A fellow racer just asked me if I could spare a Fray/T-Jet SS type pancake armature, but I am out of those. The ones that I use have not been available for some time, so I looked over my list of bookmarks to see what else might be available. I already knew that Alan Galinko and Daniel Cardinale were out of business. When I checked Dynamic Armatures that was gone as well. The only places that I could find quickly that still have worked up armatures was Denis Rutherford's and ECHORR Jets.
In the past I have paid good money for armatures that looked good at first glance, but were actually only mediocre performers on the track at best. That is what you get if someone tries to make a silk purse out of a sow's ear. You might be able to improve on a junk arm, but it will just be a better junk arm that will never win a race.
So I was hoping that there still might be other active sources out there. Another area of interest would be people that do custom winds.


----------



## wyatt641 (Jan 14, 2012)

tjetgrigs used to make and sell them..but he has been off the radar for quite some time now....no responses back to anyone.


----------



## Rich Dumas (Sep 3, 2008)

I did some testing with a Dash 3 lamination 16 ohm armature yesterday. I wanted to see if those would be competitive with a good worked up Aurora 16 ohm Fray/T-Jet SS armature. First I ran a T-Jet SS car with a Tornado arm that cost $28, the best lap time was a 5.691 on my ~50 foot MaxTrax. The car had a JL '70 Camaro body. I had faced off a Dash arm that measured 16.8 ohms on all three poles using a drill press. I epoxy balanced the arm using a magnetic balancer, it only took a tiny dab of epoxy on two of the poles to get the balance nearly perfect. With the Dash arm the car turned a 5.654, with the Aurora arm the car had a little more punch, but it was harder to get a perfect lap. With both arms I had the brakes turned on, but the control was turned all the way down.

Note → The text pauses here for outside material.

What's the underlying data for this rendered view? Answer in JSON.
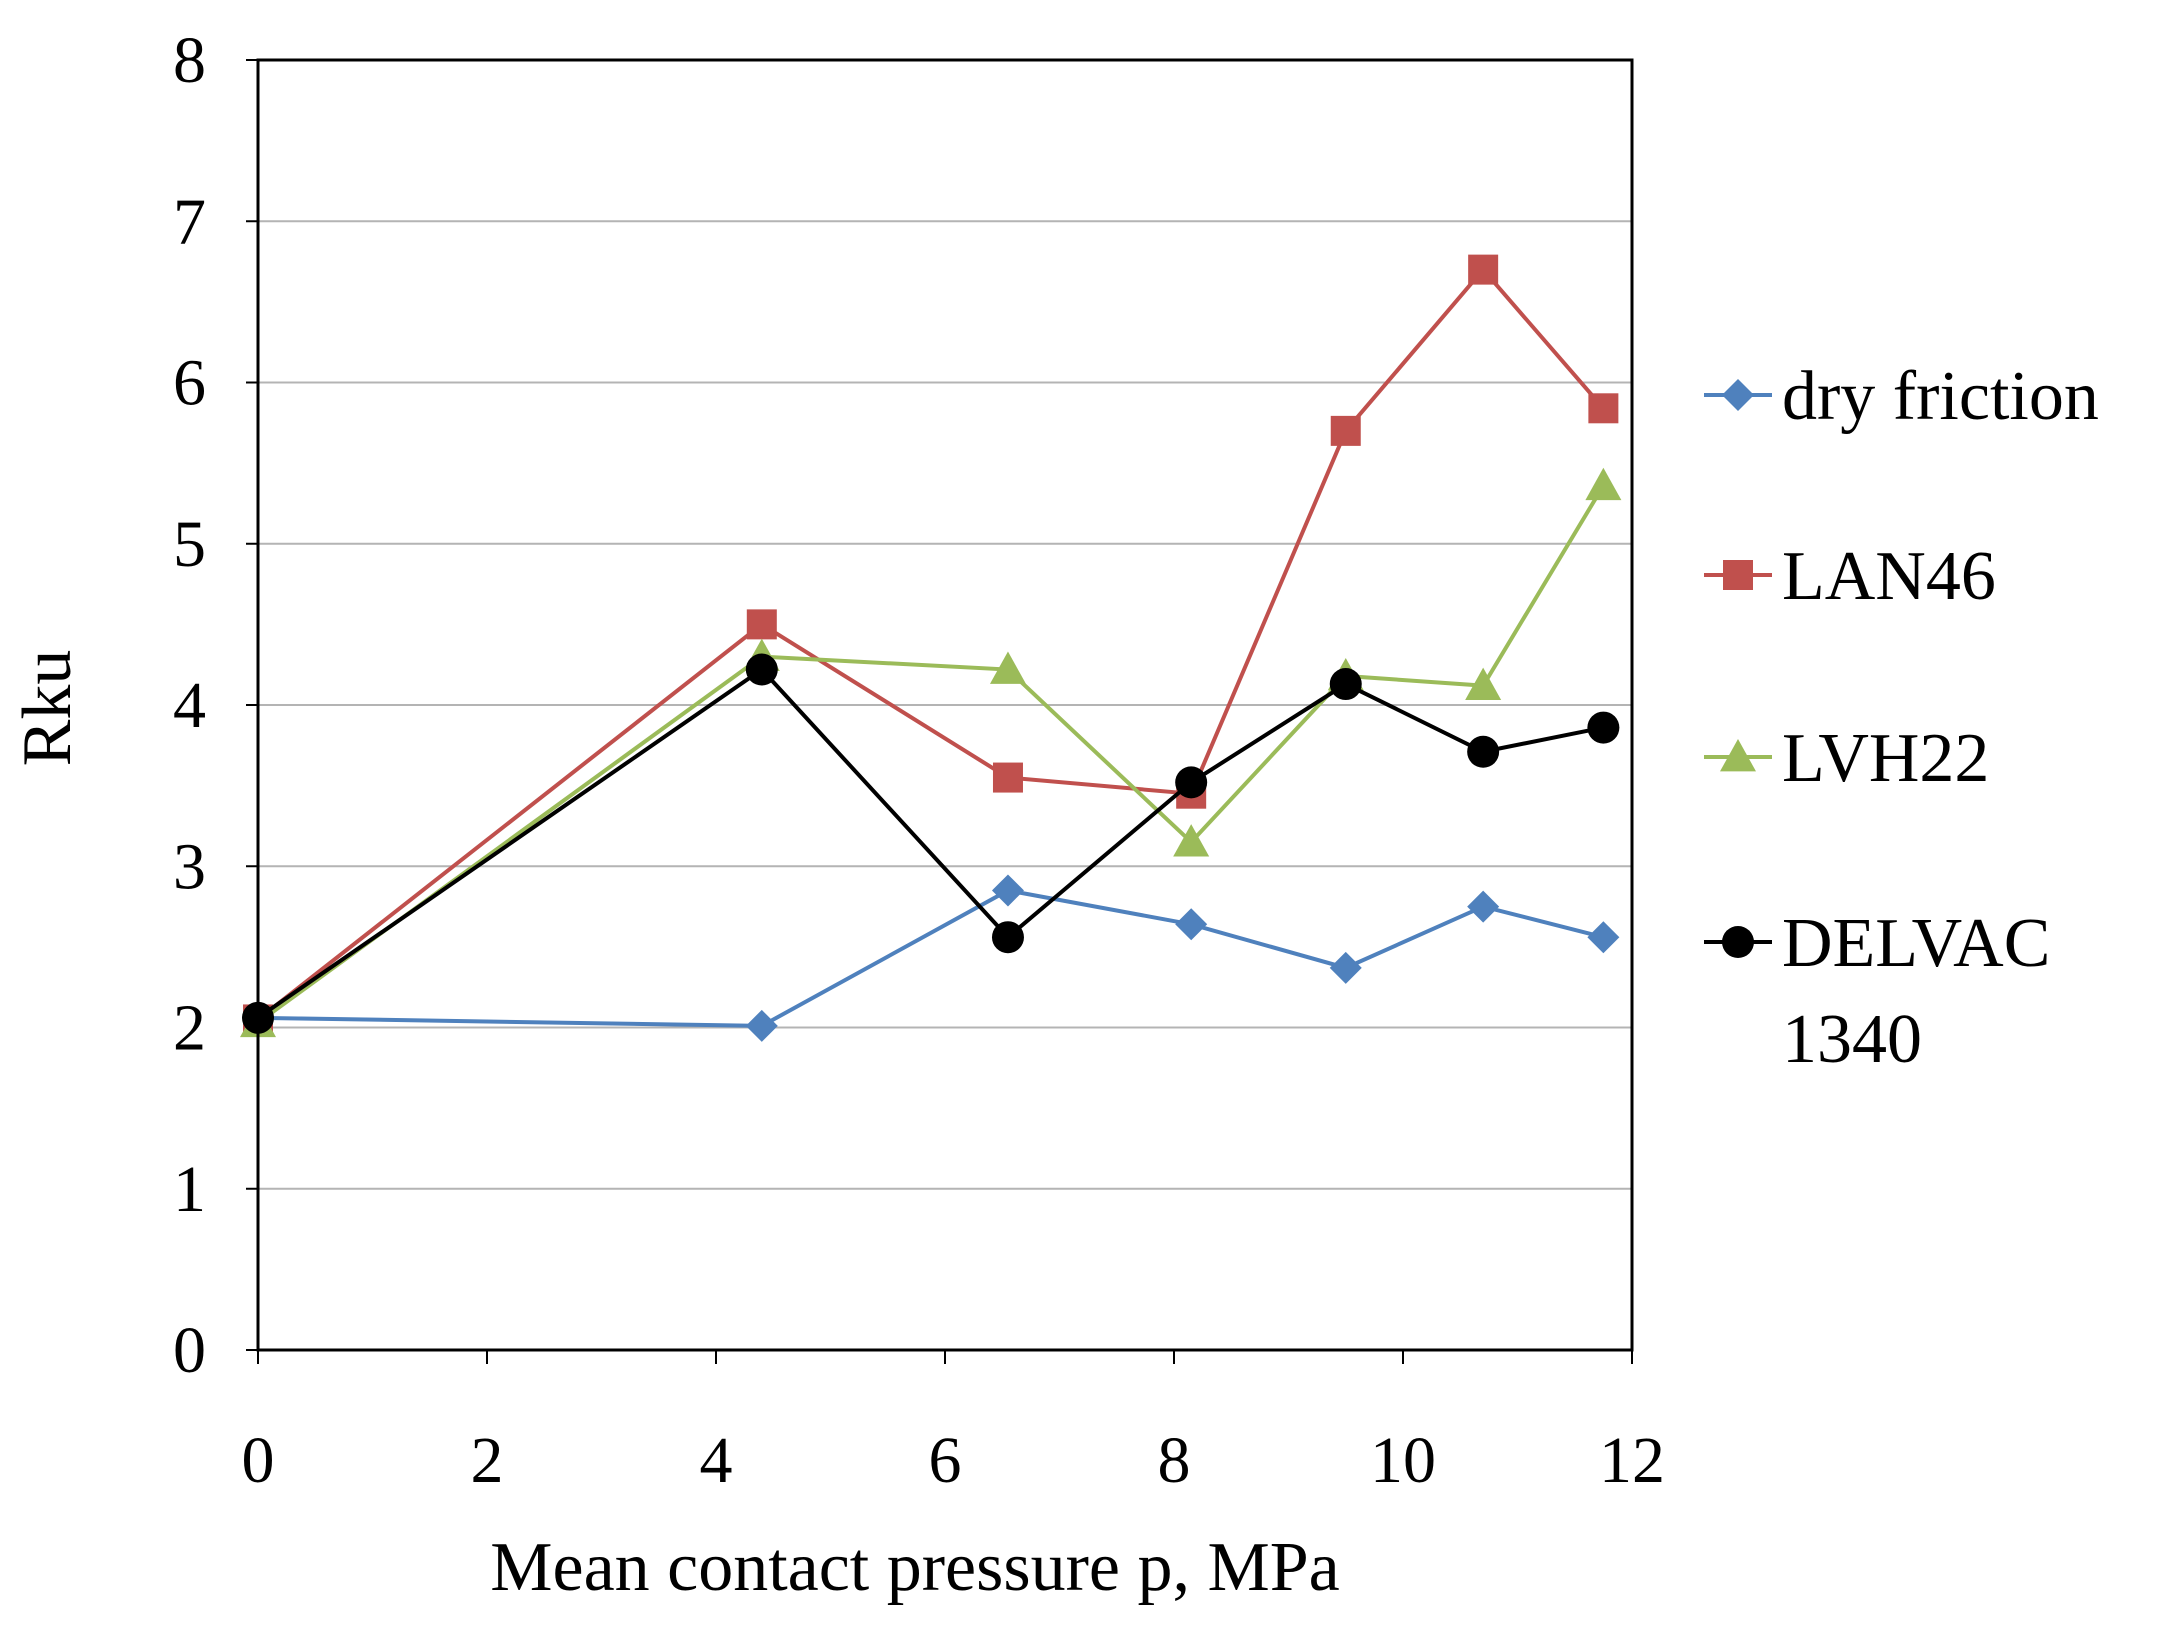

The track record with my best car using the same body is 5.527, that car cost $160.
The Dash arms cost $6.99 or $5.00 if you bought ten at a time.


----------



## alpink (Aug 22, 2010)

are 3 lam arms sanctioned for Fray and/or ECHORR?


----------



## Rich Dumas (Sep 3, 2008)

It has been posted elsewhere that they are, I have not confirmed that myself.


----------